Many people were warmed by the recent two-minute video provided by the U.S. Embassy in Tokyo on Nov. 12 of Ambassador Caroline Kennedy's message to the people of Japan (www.youtube.com/watch?v=85PdDZ4xCvs) As of the time of this writing, nearly 40,000 people have viewed on YouTube this well-made video that is subtitled in Japanese and includes numerous photos and other images of her enjoying her previous two visits to Japan in the 1970s and 1980s, as well as examples of official and people-to-people engagement in action. The themes of friendship, cooperation and mutual learning were the right notes to hit as she got ready to depart for Tokyo.

Fifty years ago this week, her father, President John F. Kennedy, had also prepared a two-minute message for the people of Japan that he intended to broadcast using the then-state of the art technology of Telstar 2, a communications satellite that had been launched on May 7, 1963. Unfortunately, the message, to be delivered on Nov. 23 in Japan, was not broadcast as scheduled due to his assassination.

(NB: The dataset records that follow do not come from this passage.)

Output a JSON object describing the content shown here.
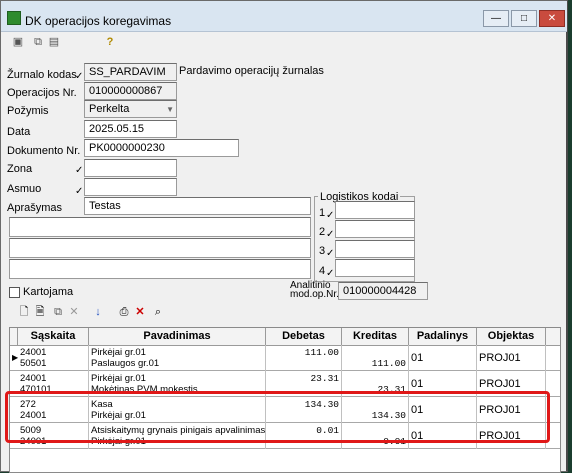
{
  "window": {
    "title": "DK operacijos koregavimas",
    "minimize": "—",
    "maximize": "□",
    "close": "✕"
  },
  "toolbar": {
    "icons": [
      "save-icon",
      "copy-icon",
      "paste-icon",
      "help-icon"
    ]
  },
  "form": {
    "zurnalo_kodas_label": "Žurnalo kodas",
    "zurnalo_kodas_value": "SS_PARDAVIM",
    "zurnalo_kodas_desc": "Pardavimo operacijų žurnalas",
    "operacijos_nr_label": "Operacijos Nr.",
    "operacijos_nr_value": "010000000867",
    "pozymis_label": "Požymis",
    "pozymis_value": "Perkelta",
    "data_label": "Data",
    "data_value": "2025.05.15",
    "dokumento_nr_label": "Dokumento Nr.",
    "dokumento_nr_value": "PK0000000230",
    "zona_label": "Zona",
    "zona_value": "",
    "asmuo_label": "Asmuo",
    "asmuo_value": "",
    "aprasymas_label": "Aprašymas",
    "aprasymas_value": "Testas",
    "logistikos_title": "Logistikos kodai",
    "log_labels": [
      "1",
      "2",
      "3",
      "4"
    ],
    "kartojama_label": "Kartojama",
    "analitinio_label_1": "Analitinio",
    "analitinio_label_2": "mod.op.Nr.",
    "analitinio_value": "010000004428"
  },
  "grid": {
    "columns": [
      "Sąskaita",
      "Pavadinimas",
      "Debetas",
      "Kreditas",
      "Padalinys",
      "Objektas"
    ],
    "rows": [
      {
        "acc1": "24001",
        "acc2": "50501",
        "name1": "Pirkėjai gr.01",
        "name2": "Paslaugos gr.01",
        "debet": "111.00",
        "kredit": "111.00",
        "padalinys": "01",
        "objektas": "PROJ01"
      },
      {
        "acc1": "24001",
        "acc2": "470101",
        "name1": "Pirkėjai gr.01",
        "name2": "Mokėtinas PVM mokestis",
        "debet": "23.31",
        "kredit": "23.31",
        "padalinys": "01",
        "objektas": "PROJ01"
      },
      {
        "acc1": "272",
        "acc2": "24001",
        "name1": "Kasa",
        "name2": "Pirkėjai gr.01",
        "debet": "134.30",
        "kredit": "134.30",
        "padalinys": "01",
        "objektas": "PROJ01"
      },
      {
        "acc1": "5009",
        "acc2": "24001",
        "name1": "Atsiskaitymų grynais pinigais apvalinimas (+/-",
        "name2": "Pirkėjai gr.01",
        "debet": "0.01",
        "kredit": "0.01",
        "padalinys": "01",
        "objektas": "PROJ01"
      }
    ]
  },
  "colors": {
    "highlight": "#e01818",
    "titlebar": "#d9e5f1"
  }
}
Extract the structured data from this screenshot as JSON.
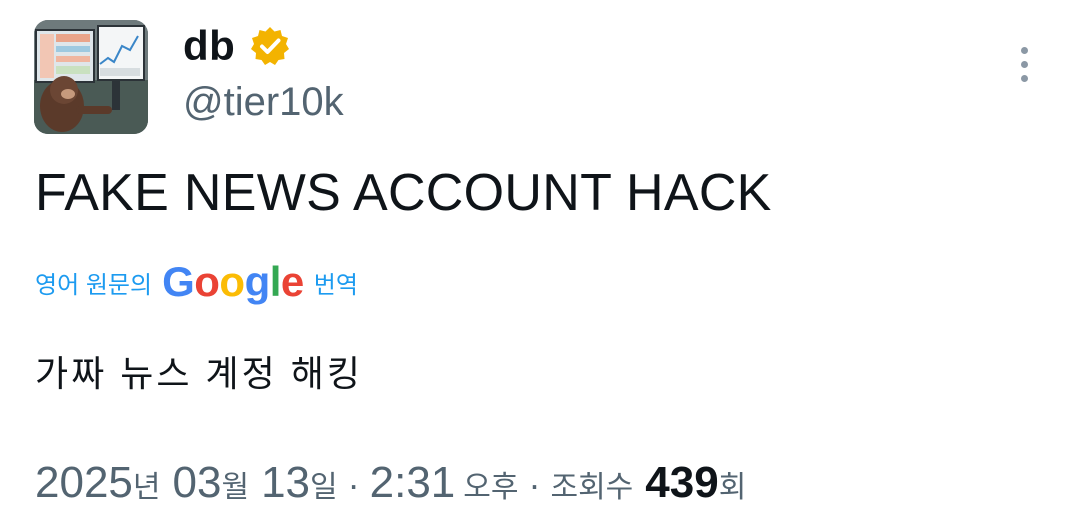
{
  "author": {
    "display_name": "db",
    "handle": "@tier10k",
    "verified_icon": "verified-gold-badge",
    "avatar_icon": "monkey-at-trading-screens"
  },
  "tweet": {
    "text": "FAKE NEWS ACCOUNT HACK",
    "translate_prefix": "영어 원문의",
    "translate_brand": "Google",
    "translate_suffix": "번역",
    "translated_text": "가짜 뉴스 계정 해킹"
  },
  "meta": {
    "year": "2025",
    "year_unit": "년",
    "month": "03",
    "month_unit": "월",
    "day": "13",
    "day_unit": "일",
    "separator": "·",
    "time": "2:31",
    "ampm": "오후",
    "views_label": "조회수",
    "views_count": "439",
    "views_unit": "회"
  },
  "colors": {
    "link": "#1d9bf0",
    "muted": "#536471",
    "verified": "#f3b300"
  }
}
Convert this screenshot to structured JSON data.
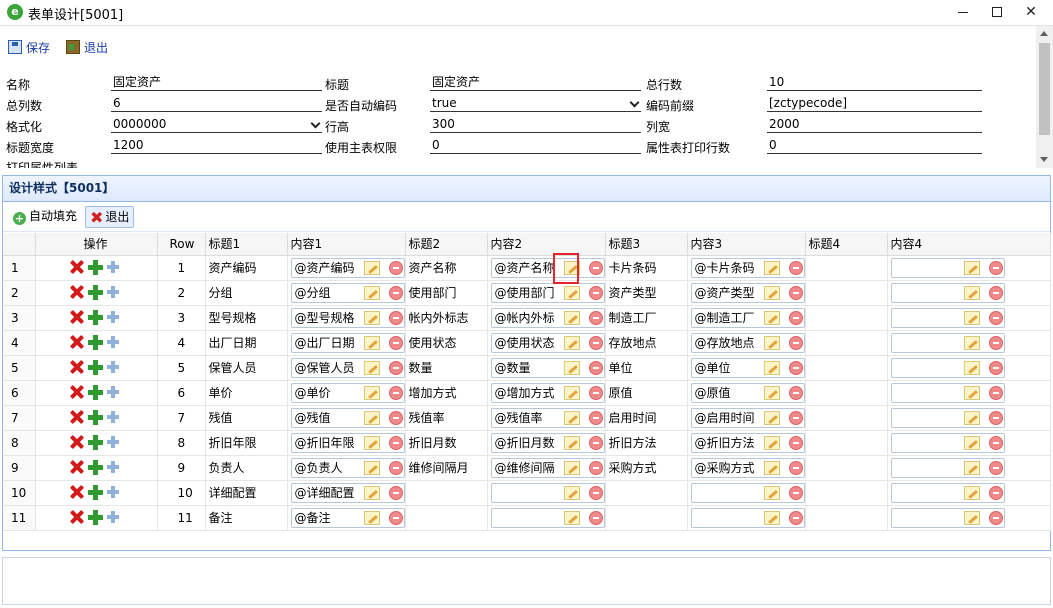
{
  "window": {
    "title": "表单设计[5001]"
  },
  "toolbar": {
    "save_label": "保存",
    "exit_label": "退出"
  },
  "form": {
    "row1": {
      "name_label": "名称",
      "name_value": "固定资产",
      "title_label": "标题",
      "title_value": "固定资产",
      "total_rows_label": "总行数",
      "total_rows_value": "10"
    },
    "row2": {
      "total_cols_label": "总列数",
      "total_cols_value": "6",
      "auto_code_label": "是否自动编码",
      "auto_code_value": "true",
      "code_prefix_label": "编码前缀",
      "code_prefix_value": "[zctypecode]"
    },
    "row3": {
      "format_label": "格式化",
      "format_value": "0000000",
      "row_height_label": "行高",
      "row_height_value": "300",
      "col_width_label": "列宽",
      "col_width_value": "2000"
    },
    "row4": {
      "title_width_label": "标题宽度",
      "title_width_value": "1200",
      "use_main_perm_label": "使用主表权限",
      "use_main_perm_value": "0",
      "attr_print_rows_label": "属性表打印行数",
      "attr_print_rows_value": "0"
    },
    "row5": {
      "print_attr_list_label": "打印属性列表"
    }
  },
  "design": {
    "header": "设计样式【5001】",
    "autofill_label": "自动填充",
    "exit_label": "退出",
    "columns": {
      "op": "操作",
      "row": "Row",
      "title1": "标题1",
      "content1": "内容1",
      "title2": "标题2",
      "content2": "内容2",
      "title3": "标题3",
      "content3": "内容3",
      "title4": "标题4",
      "content4": "内容4"
    },
    "rows": [
      {
        "idx": "1",
        "row": "1",
        "t1": "资产编码",
        "c1": "@资产编码",
        "t2": "资产名称",
        "c2": "@资产名称",
        "t3": "卡片条码",
        "c3": "@卡片条码",
        "t4": "",
        "c4": ""
      },
      {
        "idx": "2",
        "row": "2",
        "t1": "分组",
        "c1": "@分组",
        "t2": "使用部门",
        "c2": "@使用部门",
        "t3": "资产类型",
        "c3": "@资产类型",
        "t4": "",
        "c4": ""
      },
      {
        "idx": "3",
        "row": "3",
        "t1": "型号规格",
        "c1": "@型号规格",
        "t2": "帐内外标志",
        "c2": "@帐内外标",
        "t3": "制造工厂",
        "c3": "@制造工厂",
        "t4": "",
        "c4": ""
      },
      {
        "idx": "4",
        "row": "4",
        "t1": "出厂日期",
        "c1": "@出厂日期",
        "t2": "使用状态",
        "c2": "@使用状态",
        "t3": "存放地点",
        "c3": "@存放地点",
        "t4": "",
        "c4": ""
      },
      {
        "idx": "5",
        "row": "5",
        "t1": "保管人员",
        "c1": "@保管人员",
        "t2": "数量",
        "c2": "@数量",
        "t3": "单位",
        "c3": "@单位",
        "t4": "",
        "c4": ""
      },
      {
        "idx": "6",
        "row": "6",
        "t1": "单价",
        "c1": "@单价",
        "t2": "增加方式",
        "c2": "@增加方式",
        "t3": "原值",
        "c3": "@原值",
        "t4": "",
        "c4": ""
      },
      {
        "idx": "7",
        "row": "7",
        "t1": "残值",
        "c1": "@残值",
        "t2": "残值率",
        "c2": "@残值率",
        "t3": "启用时间",
        "c3": "@启用时间",
        "t4": "",
        "c4": ""
      },
      {
        "idx": "8",
        "row": "8",
        "t1": "折旧年限",
        "c1": "@折旧年限",
        "t2": "折旧月数",
        "c2": "@折旧月数",
        "t3": "折旧方法",
        "c3": "@折旧方法",
        "t4": "",
        "c4": ""
      },
      {
        "idx": "9",
        "row": "9",
        "t1": "负责人",
        "c1": "@负责人",
        "t2": "维修间隔月",
        "c2": "@维修间隔",
        "t3": "采购方式",
        "c3": "@采购方式",
        "t4": "",
        "c4": ""
      },
      {
        "idx": "10",
        "row": "10",
        "t1": "详细配置",
        "c1": "@详细配置",
        "t2": "",
        "c2": "",
        "t3": "",
        "c3": "",
        "t4": "",
        "c4": ""
      },
      {
        "idx": "11",
        "row": "11",
        "t1": "备注",
        "c1": "@备注",
        "t2": "",
        "c2": "",
        "t3": "",
        "c3": "",
        "t4": "",
        "c4": ""
      }
    ]
  },
  "icons": {
    "app": "ie-icon",
    "edit": "pencil-icon",
    "remove": "remove-icon",
    "delete": "delete-row-icon",
    "add": "add-row-icon",
    "insert": "insert-row-icon"
  }
}
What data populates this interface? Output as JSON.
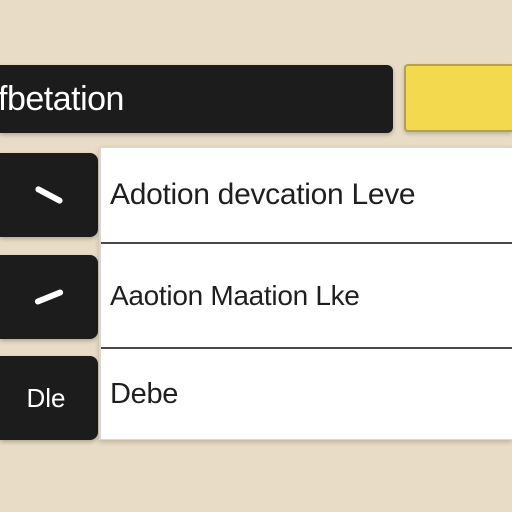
{
  "header": {
    "title": "fbetation"
  },
  "colors": {
    "background": "#e9dcc6",
    "dark": "#1c1c1c",
    "accent_yellow": "#f2d94e",
    "panel": "#ffffff"
  },
  "rows": [
    {
      "tab_icon": "minus-icon",
      "label": "Adotion devcation Leve"
    },
    {
      "tab_icon": "minus-icon",
      "label": "Aaotion Maation Lke"
    },
    {
      "tab_text": "Dle",
      "label": "Debe"
    }
  ]
}
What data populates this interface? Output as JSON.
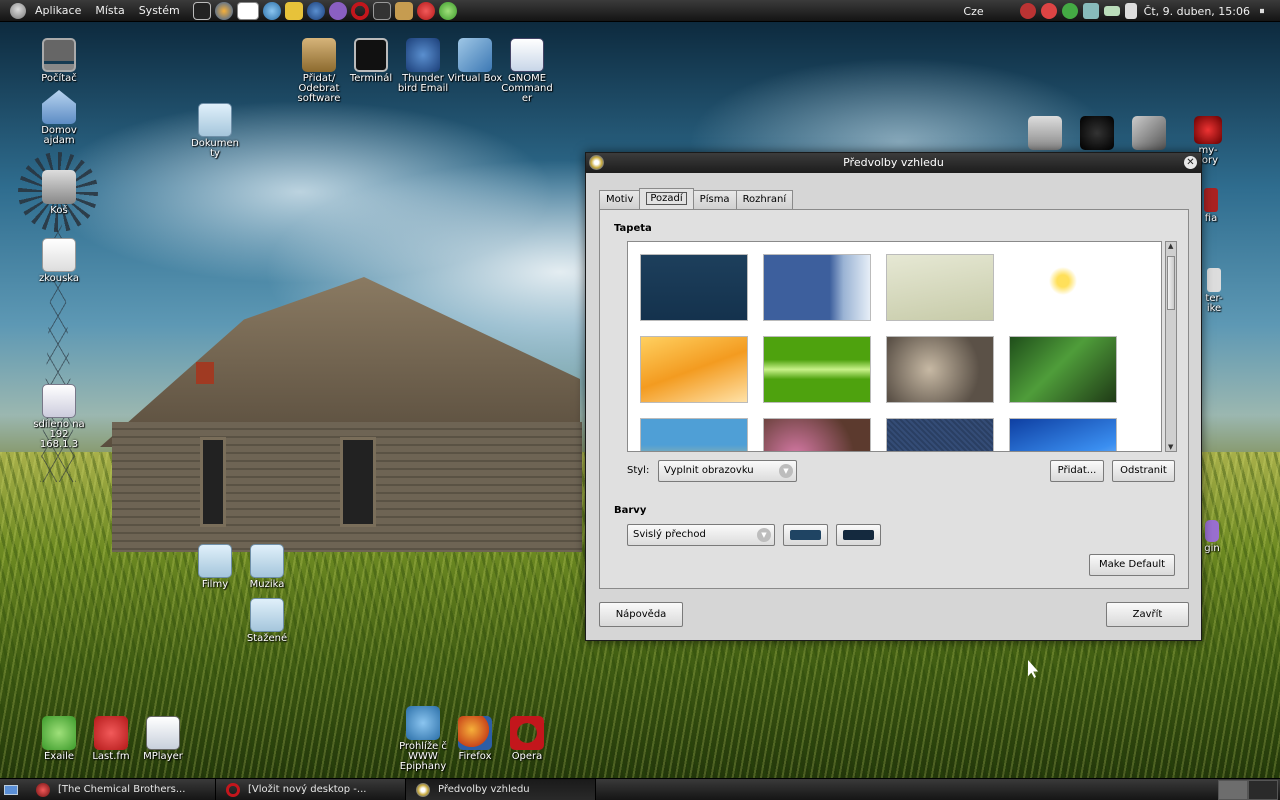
{
  "top_panel": {
    "menus": [
      "Aplikace",
      "Místa",
      "Systém"
    ],
    "tray_lang": "Cze",
    "clock": "Čt, 9. duben, 15:06"
  },
  "desktop_icons": {
    "computer": "Počítač",
    "home": "Domov ajdam",
    "trash": "Koš",
    "zkouska": "zkouska",
    "dokumenty": "Dokumen ty",
    "share": "sdíleno na 192 168.1.3",
    "filmy": "Filmy",
    "muzika": "Muzika",
    "stazene": "Stažené",
    "add_remove": "Přidat/ Odebrat software",
    "terminal": "Terminál",
    "thunderbird": "Thunder bird Email",
    "virtualbox": "Virtual Box",
    "gnome_commander": "GNOME Command er",
    "exaile": "Exaile",
    "lastfm": "Last.fm",
    "mplayer": "MPlayer",
    "epiphany": "Prohlíže č WWW Epiphany",
    "firefox": "Firefox",
    "opera": "Opera",
    "partial_1": "my- tory",
    "partial_2": "fia",
    "partial_3": "ter- ike",
    "partial_4": "gin"
  },
  "dialog": {
    "title": "Předvolby vzhledu",
    "tabs": [
      "Motiv",
      "Pozadí",
      "Písma",
      "Rozhraní"
    ],
    "active_tab": "Pozadí",
    "wallpaper_section": "Tapeta",
    "style_label": "Styl:",
    "style_value": "Vyplnit obrazovku",
    "add_button": "Přidat...",
    "remove_button": "Odstranit",
    "colors_section": "Barvy",
    "gradient_value": "Svislý přechod",
    "primary_color": "#1f4463",
    "secondary_color": "#14293e",
    "make_default": "Make Default",
    "help_button": "Nápověda",
    "close_button": "Zavřít"
  },
  "taskbar": {
    "tasks": [
      "[The Chemical Brothers...",
      "[Vložit nový desktop -...",
      "Předvolby vzhledu"
    ]
  }
}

Kennedy video-taped his remarks in the Rose Garden, which the stylish Jacqueline Kennedy had helped redesign, on Nov. 20. He began them, almost gleefully, by mentioning the pleasure he got by being able to deliver those remarks via this new technology for the first time across the Pacific, an ocean "which has appeared to many as a barrier rather than as a bridge" and noted this technology was an "indicator of how shrinking our world is and how important it is to establish the most intimate of relations."